Conformal mapping circle onto square (and back)

Question

I'm programming an implementation of the Peirce quincuncial map projection. The projection involves a stereographic projection of a hemisphere of the globe onto a circle (I've got that part), then mapping points on that circle onto a square with a conformal mapping.

Wikipedia describes the relationship between a point $(p, \theta)$ on the circle and a point $(x, y)$ on the square as

$$\tan \left( \frac{p}{2} \right) e^{i \theta} = \mathrm{cn} \left( z, \frac{1}{2} \right), \text{ where } z = x + i y.$$

I don't understand the notation $\mathrm{cn} \left( z, \frac{1}{2} \right)$. Can it be written using algebraic and trigonometric functions?

That is, can you rewrite the above like this?

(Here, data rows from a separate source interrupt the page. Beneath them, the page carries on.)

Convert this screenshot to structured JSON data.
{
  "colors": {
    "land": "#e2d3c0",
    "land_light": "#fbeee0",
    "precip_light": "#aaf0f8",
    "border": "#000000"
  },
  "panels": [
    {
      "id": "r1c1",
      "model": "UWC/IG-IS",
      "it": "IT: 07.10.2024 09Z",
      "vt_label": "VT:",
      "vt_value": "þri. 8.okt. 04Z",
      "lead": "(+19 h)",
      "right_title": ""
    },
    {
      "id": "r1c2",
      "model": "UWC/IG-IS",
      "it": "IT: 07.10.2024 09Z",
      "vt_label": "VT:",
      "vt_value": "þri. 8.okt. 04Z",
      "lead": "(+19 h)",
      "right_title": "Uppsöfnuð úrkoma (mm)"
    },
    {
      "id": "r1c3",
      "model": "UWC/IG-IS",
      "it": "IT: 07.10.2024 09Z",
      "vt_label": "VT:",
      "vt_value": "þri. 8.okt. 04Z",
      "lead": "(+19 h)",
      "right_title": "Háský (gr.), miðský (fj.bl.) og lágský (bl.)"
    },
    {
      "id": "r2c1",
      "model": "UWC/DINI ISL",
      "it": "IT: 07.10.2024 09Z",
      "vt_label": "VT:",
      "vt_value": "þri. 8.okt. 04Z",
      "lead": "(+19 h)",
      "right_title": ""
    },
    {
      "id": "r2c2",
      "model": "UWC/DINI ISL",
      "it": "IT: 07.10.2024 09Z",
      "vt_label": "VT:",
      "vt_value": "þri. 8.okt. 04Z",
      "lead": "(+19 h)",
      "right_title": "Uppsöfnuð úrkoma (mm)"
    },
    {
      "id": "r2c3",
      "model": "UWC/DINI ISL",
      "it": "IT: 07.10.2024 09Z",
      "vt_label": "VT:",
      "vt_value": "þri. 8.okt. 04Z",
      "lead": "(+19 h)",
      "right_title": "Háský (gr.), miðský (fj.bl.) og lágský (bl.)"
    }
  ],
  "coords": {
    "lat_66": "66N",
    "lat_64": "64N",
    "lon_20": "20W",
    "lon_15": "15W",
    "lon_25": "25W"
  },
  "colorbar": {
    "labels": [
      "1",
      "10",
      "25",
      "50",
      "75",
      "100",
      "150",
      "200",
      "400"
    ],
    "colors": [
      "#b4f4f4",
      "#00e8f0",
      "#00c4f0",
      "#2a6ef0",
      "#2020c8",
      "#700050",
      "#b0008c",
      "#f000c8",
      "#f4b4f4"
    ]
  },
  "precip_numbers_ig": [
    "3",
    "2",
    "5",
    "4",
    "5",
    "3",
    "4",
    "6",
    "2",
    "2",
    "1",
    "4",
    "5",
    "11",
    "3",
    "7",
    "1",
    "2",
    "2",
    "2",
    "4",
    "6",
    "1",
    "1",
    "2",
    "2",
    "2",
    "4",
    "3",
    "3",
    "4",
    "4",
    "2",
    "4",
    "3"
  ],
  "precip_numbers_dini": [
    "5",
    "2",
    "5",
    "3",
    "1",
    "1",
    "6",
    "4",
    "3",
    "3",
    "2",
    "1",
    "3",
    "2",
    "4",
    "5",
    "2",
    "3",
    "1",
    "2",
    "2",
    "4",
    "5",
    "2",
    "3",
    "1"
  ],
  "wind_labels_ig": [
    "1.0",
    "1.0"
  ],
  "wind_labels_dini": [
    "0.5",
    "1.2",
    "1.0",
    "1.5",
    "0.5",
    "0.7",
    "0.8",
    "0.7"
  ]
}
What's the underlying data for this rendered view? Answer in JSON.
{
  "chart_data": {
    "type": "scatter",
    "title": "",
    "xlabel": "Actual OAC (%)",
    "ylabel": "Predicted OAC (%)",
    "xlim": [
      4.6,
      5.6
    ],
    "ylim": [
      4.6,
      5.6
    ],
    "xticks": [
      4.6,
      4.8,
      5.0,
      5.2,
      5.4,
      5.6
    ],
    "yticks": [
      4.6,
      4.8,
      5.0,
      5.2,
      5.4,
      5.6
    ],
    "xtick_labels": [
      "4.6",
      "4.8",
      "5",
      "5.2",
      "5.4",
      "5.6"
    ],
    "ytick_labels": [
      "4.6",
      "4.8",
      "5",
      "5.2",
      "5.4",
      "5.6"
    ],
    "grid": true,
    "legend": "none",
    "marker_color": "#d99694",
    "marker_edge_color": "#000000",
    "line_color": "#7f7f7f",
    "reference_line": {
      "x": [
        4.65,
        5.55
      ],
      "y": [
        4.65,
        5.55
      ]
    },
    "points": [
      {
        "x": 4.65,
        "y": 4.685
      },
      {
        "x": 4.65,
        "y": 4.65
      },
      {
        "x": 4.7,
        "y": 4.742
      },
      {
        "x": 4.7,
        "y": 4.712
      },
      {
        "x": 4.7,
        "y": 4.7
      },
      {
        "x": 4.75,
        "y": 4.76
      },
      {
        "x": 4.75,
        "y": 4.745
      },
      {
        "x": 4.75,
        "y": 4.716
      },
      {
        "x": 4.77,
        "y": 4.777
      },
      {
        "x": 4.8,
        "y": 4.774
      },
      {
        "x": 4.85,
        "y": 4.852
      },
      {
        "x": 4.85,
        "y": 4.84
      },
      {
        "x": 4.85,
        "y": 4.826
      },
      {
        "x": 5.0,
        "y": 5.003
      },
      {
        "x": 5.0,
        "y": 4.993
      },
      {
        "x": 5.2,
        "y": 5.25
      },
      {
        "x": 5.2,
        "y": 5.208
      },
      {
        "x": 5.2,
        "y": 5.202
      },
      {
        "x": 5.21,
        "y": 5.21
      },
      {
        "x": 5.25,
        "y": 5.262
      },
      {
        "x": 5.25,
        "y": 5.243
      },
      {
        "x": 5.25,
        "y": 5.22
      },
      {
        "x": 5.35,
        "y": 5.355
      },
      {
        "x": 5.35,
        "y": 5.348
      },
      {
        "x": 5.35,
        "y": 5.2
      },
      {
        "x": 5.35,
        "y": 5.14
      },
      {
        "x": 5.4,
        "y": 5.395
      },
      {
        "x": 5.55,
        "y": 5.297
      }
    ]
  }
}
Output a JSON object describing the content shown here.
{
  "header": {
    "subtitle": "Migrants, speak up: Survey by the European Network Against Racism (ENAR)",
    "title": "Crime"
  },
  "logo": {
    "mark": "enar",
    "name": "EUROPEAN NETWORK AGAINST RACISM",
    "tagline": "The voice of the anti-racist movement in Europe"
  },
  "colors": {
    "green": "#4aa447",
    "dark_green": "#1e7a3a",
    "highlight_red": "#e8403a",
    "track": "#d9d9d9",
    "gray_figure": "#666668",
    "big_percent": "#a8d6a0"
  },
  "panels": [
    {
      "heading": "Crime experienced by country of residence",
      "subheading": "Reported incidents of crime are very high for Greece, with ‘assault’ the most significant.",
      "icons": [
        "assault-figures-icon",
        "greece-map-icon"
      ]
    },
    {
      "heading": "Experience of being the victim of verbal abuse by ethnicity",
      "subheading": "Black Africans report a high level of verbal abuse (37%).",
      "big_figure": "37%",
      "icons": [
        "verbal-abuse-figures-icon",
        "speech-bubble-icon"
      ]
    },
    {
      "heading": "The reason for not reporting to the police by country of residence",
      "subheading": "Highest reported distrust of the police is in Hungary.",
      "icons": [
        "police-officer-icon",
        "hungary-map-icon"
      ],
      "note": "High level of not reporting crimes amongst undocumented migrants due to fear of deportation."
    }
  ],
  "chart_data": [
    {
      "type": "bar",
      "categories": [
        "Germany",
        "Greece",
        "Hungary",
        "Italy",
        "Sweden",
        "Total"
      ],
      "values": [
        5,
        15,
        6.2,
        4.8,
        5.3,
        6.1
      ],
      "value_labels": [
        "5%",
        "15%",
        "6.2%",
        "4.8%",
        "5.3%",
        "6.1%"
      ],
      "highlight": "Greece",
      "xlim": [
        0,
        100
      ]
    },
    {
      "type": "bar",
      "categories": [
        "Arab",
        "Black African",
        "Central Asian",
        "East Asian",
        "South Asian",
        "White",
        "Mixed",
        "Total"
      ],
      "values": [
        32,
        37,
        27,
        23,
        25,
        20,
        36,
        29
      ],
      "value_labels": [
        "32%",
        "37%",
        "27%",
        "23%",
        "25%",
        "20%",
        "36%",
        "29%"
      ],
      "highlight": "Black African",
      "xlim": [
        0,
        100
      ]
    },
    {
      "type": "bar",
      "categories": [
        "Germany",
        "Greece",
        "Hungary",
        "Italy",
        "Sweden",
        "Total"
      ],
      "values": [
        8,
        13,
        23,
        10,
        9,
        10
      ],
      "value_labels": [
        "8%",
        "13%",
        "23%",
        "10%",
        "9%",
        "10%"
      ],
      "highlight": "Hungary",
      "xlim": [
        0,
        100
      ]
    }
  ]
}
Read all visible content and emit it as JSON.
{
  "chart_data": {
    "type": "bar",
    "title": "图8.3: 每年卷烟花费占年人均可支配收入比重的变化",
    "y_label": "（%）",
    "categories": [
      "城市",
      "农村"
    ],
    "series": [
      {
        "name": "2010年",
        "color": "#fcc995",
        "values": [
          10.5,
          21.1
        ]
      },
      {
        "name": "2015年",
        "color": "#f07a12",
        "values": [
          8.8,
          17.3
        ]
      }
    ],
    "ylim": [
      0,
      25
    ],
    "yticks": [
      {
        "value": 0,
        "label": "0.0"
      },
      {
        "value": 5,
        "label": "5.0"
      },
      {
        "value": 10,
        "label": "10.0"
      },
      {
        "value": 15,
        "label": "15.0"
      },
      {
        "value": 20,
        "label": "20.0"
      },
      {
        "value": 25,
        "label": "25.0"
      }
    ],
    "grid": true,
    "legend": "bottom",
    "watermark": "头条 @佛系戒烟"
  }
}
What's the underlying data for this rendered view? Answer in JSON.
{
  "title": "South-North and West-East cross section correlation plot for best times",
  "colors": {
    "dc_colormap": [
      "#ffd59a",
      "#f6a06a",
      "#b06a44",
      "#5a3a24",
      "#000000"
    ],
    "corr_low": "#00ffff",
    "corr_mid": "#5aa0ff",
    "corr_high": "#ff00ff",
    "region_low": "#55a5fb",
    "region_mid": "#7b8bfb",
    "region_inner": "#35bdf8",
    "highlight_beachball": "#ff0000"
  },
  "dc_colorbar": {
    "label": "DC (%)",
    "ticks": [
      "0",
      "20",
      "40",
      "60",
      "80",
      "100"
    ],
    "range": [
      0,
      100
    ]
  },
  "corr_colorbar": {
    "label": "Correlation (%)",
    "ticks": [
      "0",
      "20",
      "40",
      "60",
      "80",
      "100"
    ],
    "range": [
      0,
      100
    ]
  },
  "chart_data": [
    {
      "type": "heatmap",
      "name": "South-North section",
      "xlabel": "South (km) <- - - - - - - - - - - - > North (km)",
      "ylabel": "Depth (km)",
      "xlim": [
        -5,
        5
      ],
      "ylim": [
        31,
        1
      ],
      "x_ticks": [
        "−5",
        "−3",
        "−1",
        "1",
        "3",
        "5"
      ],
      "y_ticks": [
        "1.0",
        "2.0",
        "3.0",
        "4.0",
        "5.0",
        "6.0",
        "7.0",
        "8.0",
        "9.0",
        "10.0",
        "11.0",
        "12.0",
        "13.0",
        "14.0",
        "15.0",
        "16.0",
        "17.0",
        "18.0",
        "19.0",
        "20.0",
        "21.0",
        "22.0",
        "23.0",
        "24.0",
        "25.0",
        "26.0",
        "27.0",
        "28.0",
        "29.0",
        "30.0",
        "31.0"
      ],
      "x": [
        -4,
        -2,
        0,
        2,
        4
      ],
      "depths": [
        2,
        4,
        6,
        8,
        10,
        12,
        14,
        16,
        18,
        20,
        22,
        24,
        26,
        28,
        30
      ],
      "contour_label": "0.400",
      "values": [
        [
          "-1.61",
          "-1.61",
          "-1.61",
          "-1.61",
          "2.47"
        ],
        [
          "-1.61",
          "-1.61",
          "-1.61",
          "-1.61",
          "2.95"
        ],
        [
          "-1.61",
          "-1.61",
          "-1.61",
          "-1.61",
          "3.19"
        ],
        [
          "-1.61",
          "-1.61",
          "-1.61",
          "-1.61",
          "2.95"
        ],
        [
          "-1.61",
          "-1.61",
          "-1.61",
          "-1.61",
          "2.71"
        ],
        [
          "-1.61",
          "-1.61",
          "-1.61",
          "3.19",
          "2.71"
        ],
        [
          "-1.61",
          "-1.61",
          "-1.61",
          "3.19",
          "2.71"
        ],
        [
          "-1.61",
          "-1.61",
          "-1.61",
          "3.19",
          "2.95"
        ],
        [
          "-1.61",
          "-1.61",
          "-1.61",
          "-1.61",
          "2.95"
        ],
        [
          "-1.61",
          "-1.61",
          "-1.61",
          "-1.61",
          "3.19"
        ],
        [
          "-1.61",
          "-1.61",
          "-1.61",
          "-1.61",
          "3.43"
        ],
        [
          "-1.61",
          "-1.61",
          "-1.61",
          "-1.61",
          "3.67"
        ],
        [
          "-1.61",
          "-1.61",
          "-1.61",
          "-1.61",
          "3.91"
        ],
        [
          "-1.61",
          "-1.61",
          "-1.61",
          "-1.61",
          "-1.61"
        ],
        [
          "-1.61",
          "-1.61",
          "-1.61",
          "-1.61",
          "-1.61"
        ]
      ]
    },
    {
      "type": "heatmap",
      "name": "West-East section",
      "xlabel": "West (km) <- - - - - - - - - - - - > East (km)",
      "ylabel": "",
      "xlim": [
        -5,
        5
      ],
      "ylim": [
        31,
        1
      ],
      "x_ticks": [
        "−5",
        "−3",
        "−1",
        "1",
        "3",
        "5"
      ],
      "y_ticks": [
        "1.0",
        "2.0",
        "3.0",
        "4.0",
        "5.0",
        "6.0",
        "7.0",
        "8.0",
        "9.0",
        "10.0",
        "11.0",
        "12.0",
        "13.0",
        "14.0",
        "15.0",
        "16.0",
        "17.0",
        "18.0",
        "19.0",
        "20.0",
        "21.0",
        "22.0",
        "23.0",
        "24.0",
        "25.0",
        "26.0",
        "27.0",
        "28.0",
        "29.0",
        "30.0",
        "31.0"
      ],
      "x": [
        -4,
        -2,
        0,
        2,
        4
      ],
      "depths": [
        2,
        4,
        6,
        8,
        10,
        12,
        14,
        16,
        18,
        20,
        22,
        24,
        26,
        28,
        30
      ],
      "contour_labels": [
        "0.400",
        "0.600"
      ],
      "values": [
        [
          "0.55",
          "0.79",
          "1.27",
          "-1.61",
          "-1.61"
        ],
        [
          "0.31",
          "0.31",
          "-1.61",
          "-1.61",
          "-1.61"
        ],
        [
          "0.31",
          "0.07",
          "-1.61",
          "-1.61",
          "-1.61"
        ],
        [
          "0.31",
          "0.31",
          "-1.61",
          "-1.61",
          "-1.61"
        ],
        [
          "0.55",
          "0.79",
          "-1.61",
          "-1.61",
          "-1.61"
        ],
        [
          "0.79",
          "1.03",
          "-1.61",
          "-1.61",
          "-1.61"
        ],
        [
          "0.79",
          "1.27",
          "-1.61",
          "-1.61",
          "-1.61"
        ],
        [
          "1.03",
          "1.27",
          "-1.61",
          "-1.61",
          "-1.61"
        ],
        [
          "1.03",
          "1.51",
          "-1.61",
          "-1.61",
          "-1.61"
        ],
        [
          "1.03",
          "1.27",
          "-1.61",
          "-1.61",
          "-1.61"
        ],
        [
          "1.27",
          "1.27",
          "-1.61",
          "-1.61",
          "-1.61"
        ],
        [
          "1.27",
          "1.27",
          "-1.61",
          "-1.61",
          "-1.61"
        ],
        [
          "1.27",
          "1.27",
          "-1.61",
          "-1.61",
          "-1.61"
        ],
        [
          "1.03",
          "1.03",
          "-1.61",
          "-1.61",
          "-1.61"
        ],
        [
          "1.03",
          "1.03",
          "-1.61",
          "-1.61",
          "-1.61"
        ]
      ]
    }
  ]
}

$\tan \left( \frac{p}{2} \right) \cos\theta = $ something in terms of $x$ and $y$

$\tan \left( \frac{p}{2} \right) \sin\theta = $ something in terms of $x$ and $y$

Thanks.

Answer 1

I've found this implementation to work, using the scipy package in python. The implementation is actually just the 'peirce_map' function at the bottom; the rest of it is to obtain a cn() function that works on complex numbers.

import numpy
from scipy.special import ellipj, ellipk

#
# The scipy implementation of ellipj only works on reals;
# this gives cn(z,k) for complex z. 
# It works with array or scalar input.
#
def cplx_cn( z, k):
    z = numpy.asarray(z)
    if z.dtype != complex:
        return ellipj(z,k)[1]

    # note, 'dn' result of ellipj is buggy, as of Mar 2015
    # see https://github.com/scipy/scipy/issues/3904
    ss,cc = ellipj( z.real, k )[:2]
    dd = numpy.sqrt(1-k*ss**2)   # make our own dn
    s1,c1 = ellipj( z.imag, 1-k )[:2]
    d1 = numpy.sqrt(1-k*s1**2)

    # UPDATE: scipy bug seems to have been fixed mid 2016, so 
    # four lines above could be done as these two, if you have that.
    #   ss,cc,dd = ellipj( z.real, k )
    #   s1,c1,d1 = ellipj( z.imag, 1-k )

    ds1 = dd*s1
    den = (1-ds1**2)
    rx = cc*c1/den
    ry = ss*ds1*d1/den
    return rx - 1j*ry
#
# Kval is the first solution to cn(x,1/2) = 0
# This is K(k) (where 4*K(k) is the period of the function).
Kval = ellipk(0.5) # 1.8540746773013719

#######################################################
# map a complex point in unit square to unit circle
# The following points are the corners of the square (and map to themselves):
#     1    -1     j    -j
#  The origin also maps to itself.
# Points which are in : abs( re(z)) <=1, abs(im(z)) <=1, but outside the square, will map to
# points outside the unit circle, but are still consistent with mapping a full-sphere
# peirce projection to a full-sphere stereographic projection; however that means that
# the corners 1+j, 1-j, -1+j -1-j all map to the 'south pole' at infinity. You will get
# a divide-by-zero, or near to it, at or near those points.
# It works with array or scalar input.
#
def peirce_map( z ):
    return cplx_cn( Kval*(1-z), 0.5 )

Answer 2

The $\mathrm{cn}$ function is a Jacobi elliptic function of $z=x+iy$; to get $z$, you require the corresponding inverse Jacobi elliptic function. By analogy with trig functions, these go by $\mathrm{arccn}$, $\mathrm{arcsn}$, etc. For your case, we have $$ z = \mathrm{arccn}\left(\tan\left(\frac{p}{2}\right)e^{i\theta},\frac{1}{2}\right) $$

The inverse Jacobi elliptic function $\mathrm{arccn}$ has an expression in terms of an elliptic integral. In general, it is given by

$$ \mathrm{arccn}\left(a,k\right) = \int_{a}^1 \frac{1}{\sqrt{(1-t^2)(k'^2+k^2t^2)}} dt, $$

where $k' = \sqrt{1-k^2}$ (see here). In your case, $k=1/2$ and so $k'=\sqrt{3}/2$, and $a=\tan\left(\frac{p}{2}\right)e^{i\theta}$. So,

$$ z = \int_{\tan\left(\frac{p}{2}\right)e^{i\theta}}^1 \frac{1}{\sqrt{(1-t^2)\left(\frac{3}{4}+\frac{1}{4}t^2\right)}} dt $$

So, for a given $p$ and $\theta$, you have to crunch that integral numerically. Or, you maybe be able to find a good elliptical integral package that does this for you, for complex arguments. The real part would be your $x$, and the imaginary part your $y$. As a final note, I'm not sure about the value $k=1/2$ from the Wikipedia article; this article seems to use the value of $k=k'=\frac{1}{\sqrt{2}}$.